Re: [PATCH v1] cgroup/rstat: add cgroup_rstat_cpu_lock helpers and tracepoints

Ivan Babrou <ivan@xxxxxxxxxxxxxx> · Mon, 6 May 2024 09:28:41 -0700

On Mon, May 6, 2024 at 9:22 AM Shakeel Butt <shakeel.butt@xxxxxxxxx> wrote:
>
> On Mon, May 06, 2024 at 02:03:47PM +0200, Jesper Dangaard Brouer wrote:
> >
> >
> > On 03/05/2024 21.18, Shakeel Butt wrote:
> [...]
> > >
> > > Hmm 128 usec is actually unexpectedly high.
> >
> > > How does the cgroup hierarchy on your system looks like?
> > I didn't design this, so hopefully my co-workers can help me out here? (To
> > @Daniel or @Jon)
> >
> > My low level view is that, there are 17 top-level directories in
> > /sys/fs/cgroup/.
> > There are 649 cgroups (counting occurrence of memory.stat).
> > There are two directories that contain the major part.
> >  - /sys/fs/cgroup/system.slice = 379
> >  - /sys/fs/cgroup/production.slice = 233
> >  - (production.slice have directory two levels)
> >  - remaining 37
> >
> > We are open to changing this if you have any advice?
> > (@Daniel and @Jon are actually working on restructuring this)
> >
> > > How many cgroups have actual workloads running?
> > Do you have a command line trick to determine this?
> >
>
> The rstat infra maintains a per-cpu cgroup update tree to only flush
> stats of cgroups which have seen updates.
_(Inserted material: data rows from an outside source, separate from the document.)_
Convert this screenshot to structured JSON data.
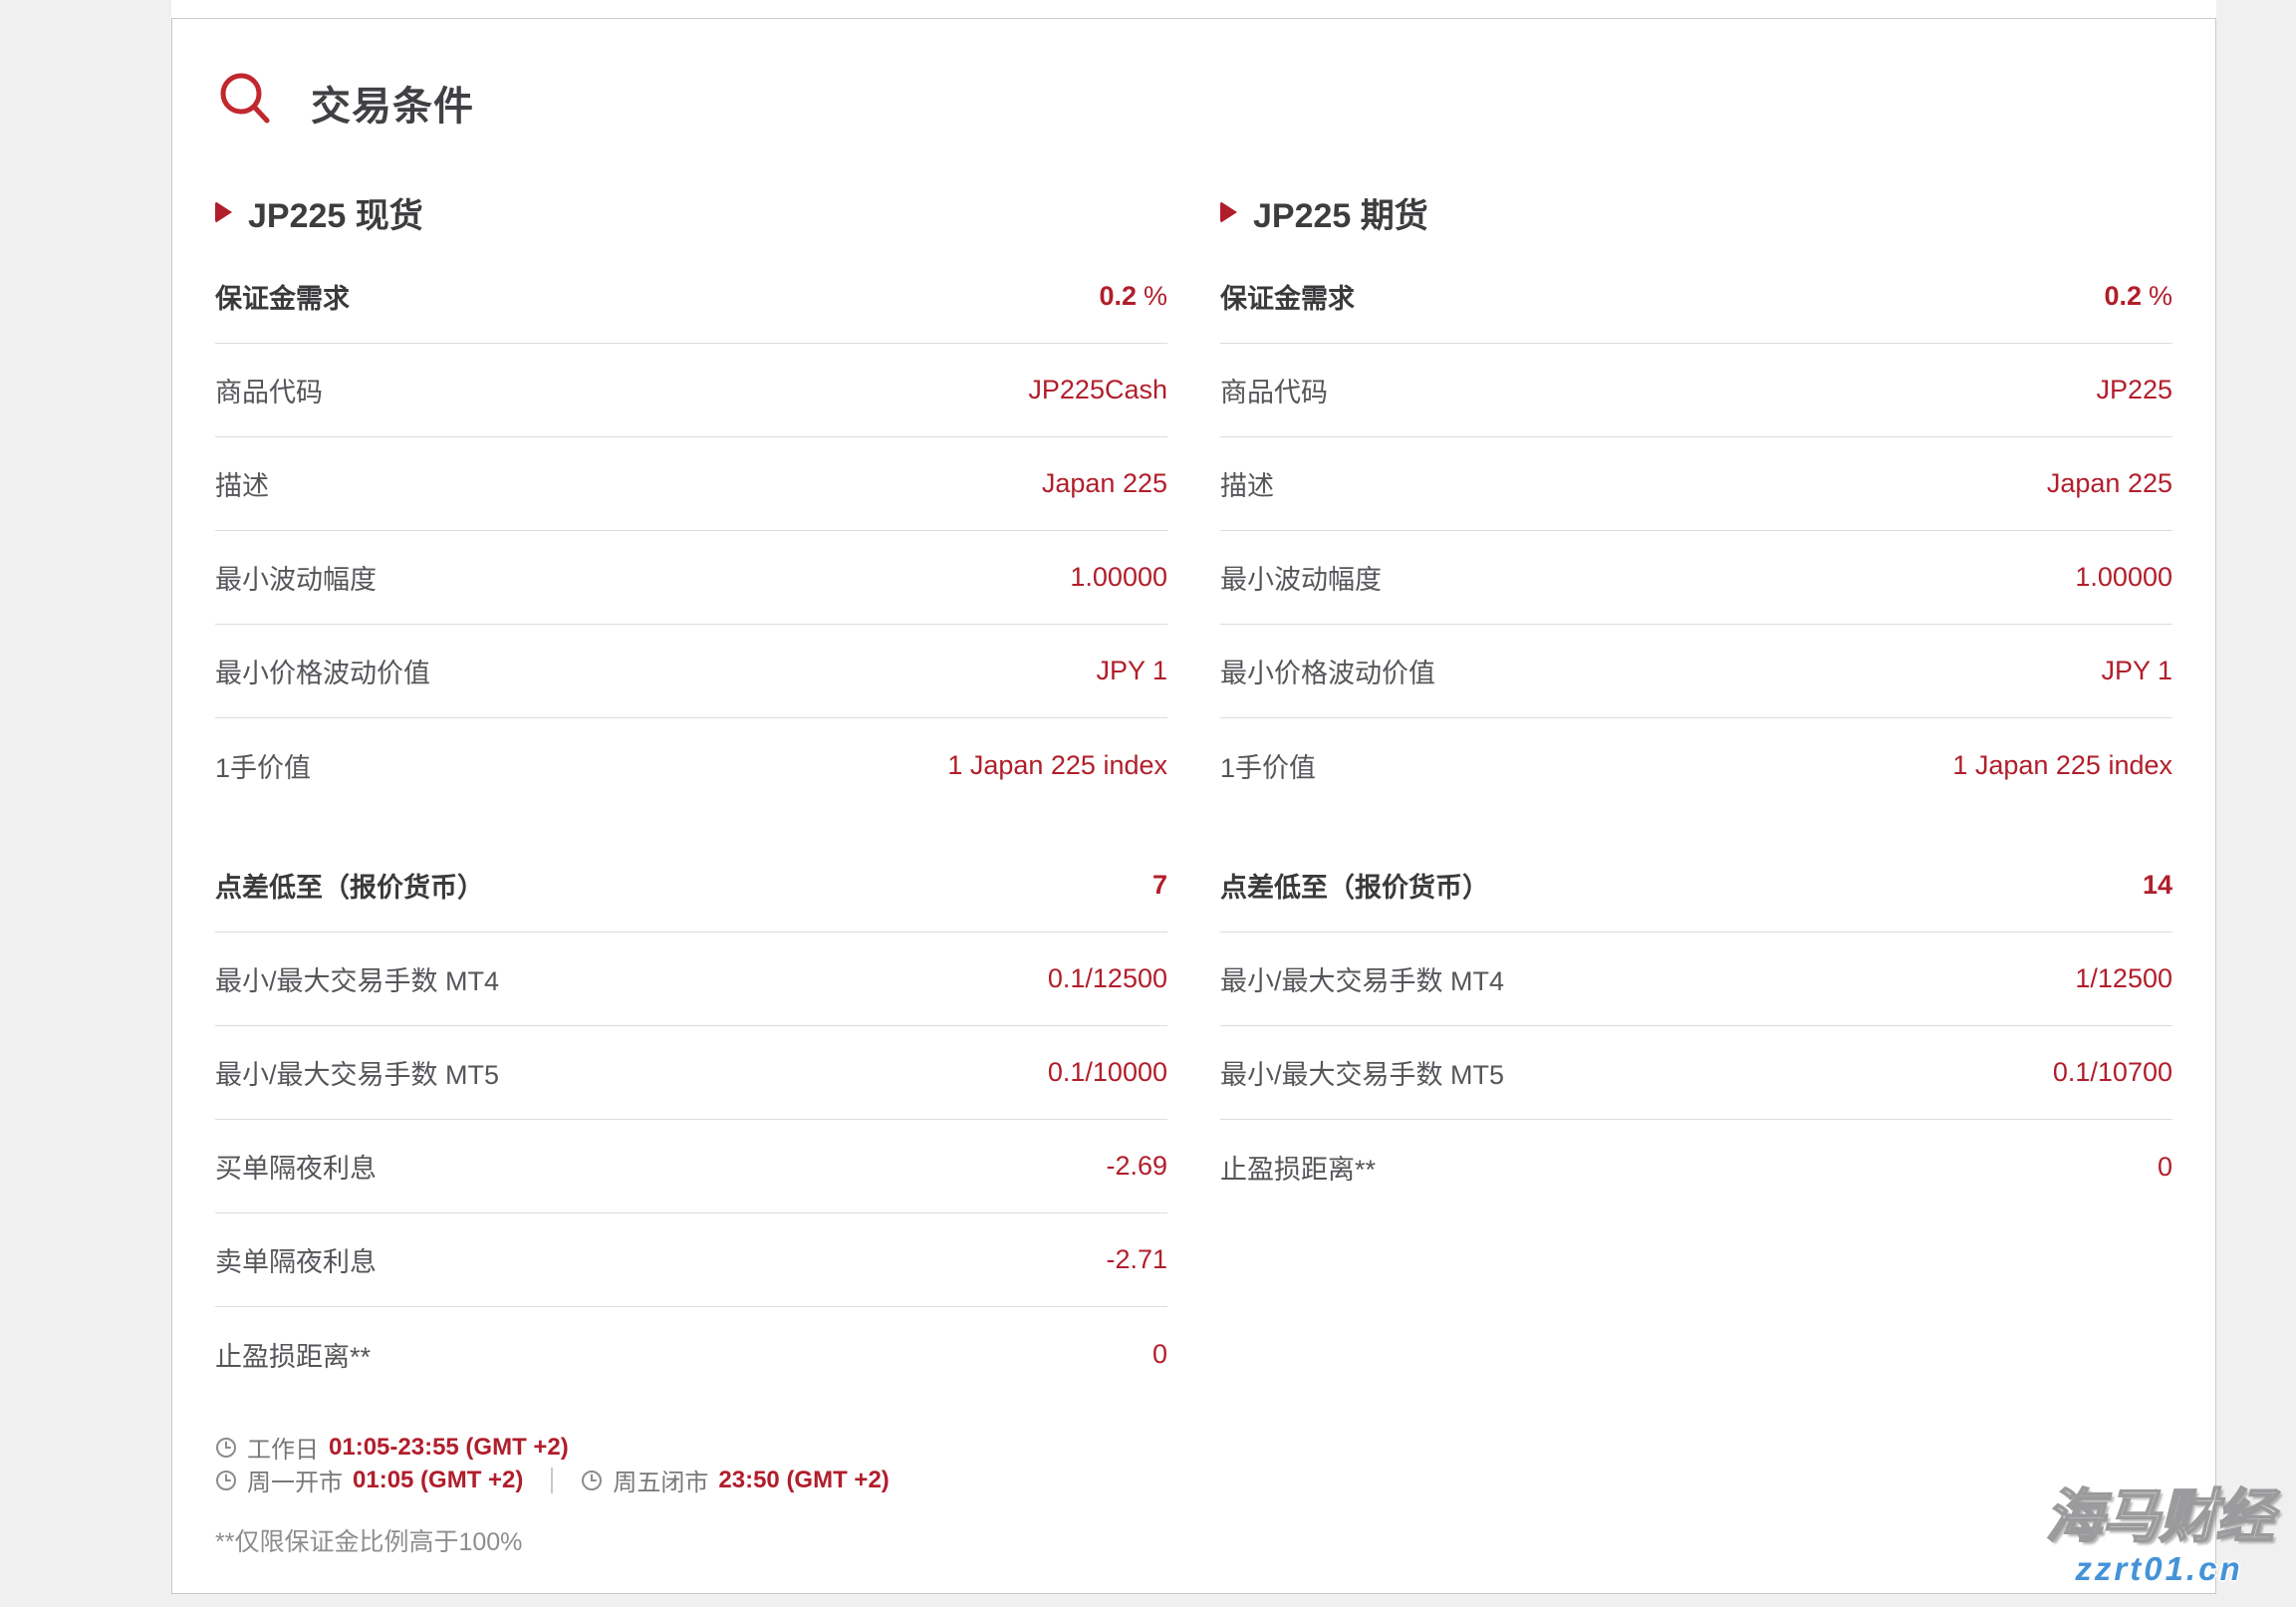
{
  "page": {
    "title": "交易条件"
  },
  "colors": {
    "accent_red": "#b11e2b",
    "watermark_blue": "#4593d9",
    "label_gray": "#55565a"
  },
  "col1": {
    "header": "JP225 现货",
    "g1": [
      {
        "label": "保证金需求",
        "value": "0.2",
        "suffix": "%"
      },
      {
        "label": "商品代码",
        "value": "JP225Cash"
      },
      {
        "label": "描述",
        "value": "Japan 225"
      },
      {
        "label": "最小波动幅度",
        "value": "1.00000"
      },
      {
        "label": "最小价格波动价值",
        "value": "JPY 1"
      },
      {
        "label": "1手价值",
        "value": "1 Japan 225 index"
      }
    ],
    "g2": [
      {
        "label": "点差低至（报价货币）",
        "value": "7"
      },
      {
        "label": "最小/最大交易手数 MT4",
        "value": "0.1/12500"
      },
      {
        "label": "最小/最大交易手数 MT5",
        "value": "0.1/10000"
      },
      {
        "label": "买单隔夜利息",
        "value": "-2.69"
      },
      {
        "label": "卖单隔夜利息",
        "value": "-2.71"
      },
      {
        "label": "止盈损距离**",
        "value": "0"
      }
    ]
  },
  "col2": {
    "header": "JP225 期货",
    "g1": [
      {
        "label": "保证金需求",
        "value": "0.2",
        "suffix": "%"
      },
      {
        "label": "商品代码",
        "value": "JP225"
      },
      {
        "label": "描述",
        "value": "Japan 225"
      },
      {
        "label": "最小波动幅度",
        "value": "1.00000"
      },
      {
        "label": "最小价格波动价值",
        "value": "JPY 1"
      },
      {
        "label": "1手价值",
        "value": "1 Japan 225 index"
      }
    ],
    "g2": [
      {
        "label": "点差低至（报价货币）",
        "value": "14"
      },
      {
        "label": "最小/最大交易手数 MT4",
        "value": "1/12500"
      },
      {
        "label": "最小/最大交易手数 MT5",
        "value": "0.1/10700"
      },
      {
        "label": "止盈损距离**",
        "value": "0"
      }
    ]
  },
  "footer": {
    "work_label": "工作日",
    "work_time": "01:05-23:55 (GMT +2)",
    "mon_label": "周一开市",
    "mon_time": "01:05 (GMT +2)",
    "fri_label": "周五闭市",
    "fri_time": "23:50 (GMT +2)",
    "note": "**仅限保证金比例高于100%"
  },
  "watermark": {
    "name": "海马财经",
    "site": "zzrt01.cn"
  }
}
So, even if you have large
> number of cgroups but the workload is active in small number of cgroups,
> the update tree should be much smaller. That is the reason I asked these
> questions. I don't have any advise yet. At the I am trying to understand
> the usage and then hopefully work on optimizing those.
>
> >
> > > Can the network softirqs run on any cpus or smaller
> > > set of cpus? I am assuming these softirqs are processing packets from
> > > any or all cgroups and thus have larger cgroup update tree.
> >
> > Softirq and specifically NET_RX is running half of the cores (e.g. 64).
> > (I'm looking at restructuring this allocation)
> >
> > > I wonder if
> > > you comment out MEMCG_SOCK stat update and still see the same holding
> > > time.
> > >
> >
> > It doesn't look like MEMCG_SOCK is used.
> >
> > I deduct you are asking:
> >  - What is the update count for different types of mod_memcg_state() calls?
> >
> > // Dumped via BTF info
> > enum memcg_stat_item {
> >         MEMCG_SWAP = 43,
> >         MEMCG_SOCK = 44,
> >         MEMCG_PERCPU_B = 45,
> >         MEMCG_VMALLOC = 46,
> >         MEMCG_KMEM = 47,
> >         MEMCG_ZSWAP_B = 48,
> >         MEMCG_ZSWAPPED = 49,
> >         MEMCG_NR_STAT = 50,
> > };
> >
> > sudo bpftrace -e 'kfunc:vmlinux:__mod_memcg_state{@[args->idx]=count()}
> > END{printf("\nEND time elapsed: %d sec\n", elapsed / 1000000000);}'
> > Attaching 2 probes...
> > ^C
> > END time elapsed: 99 sec
> >
> > @[45]: 17996
> > @[46]: 18603
> > @[43]: 61858
> > @[47]: 21398919
> >
> > It seems clear that MEMCG_KMEM = 47 is the main "user".
> >  - 21398919/99 = 216150 calls per sec
> >
> > Could someone explain to me what this MEMCG_KMEM is used for?
> >
>
> MEMCG_KMEM is the kernel memory charged to a cgroup. It also contains
> the untyped kernel memory which is not included in kernel_stack,
> pagetables, percpu, vmalloc, slab e.t.c.
>
> The reason I asked about MEMCG_SOCK was that it might be causing larger
> update trees (more cgroups) on CPUs processing the NET_RX.

We pass cgroup.memory=nosocket in the kernel cmdline:

* https://lore.kernel.org/lkml/CABWYdi0G7cyNFbndM-ELTDAR3x4Ngm0AehEp5aP0tfNkXUE+Uw@xxxxxxxxxxxxxx/

> Anyways did the mutex change helped your production workload regarding
> latencies?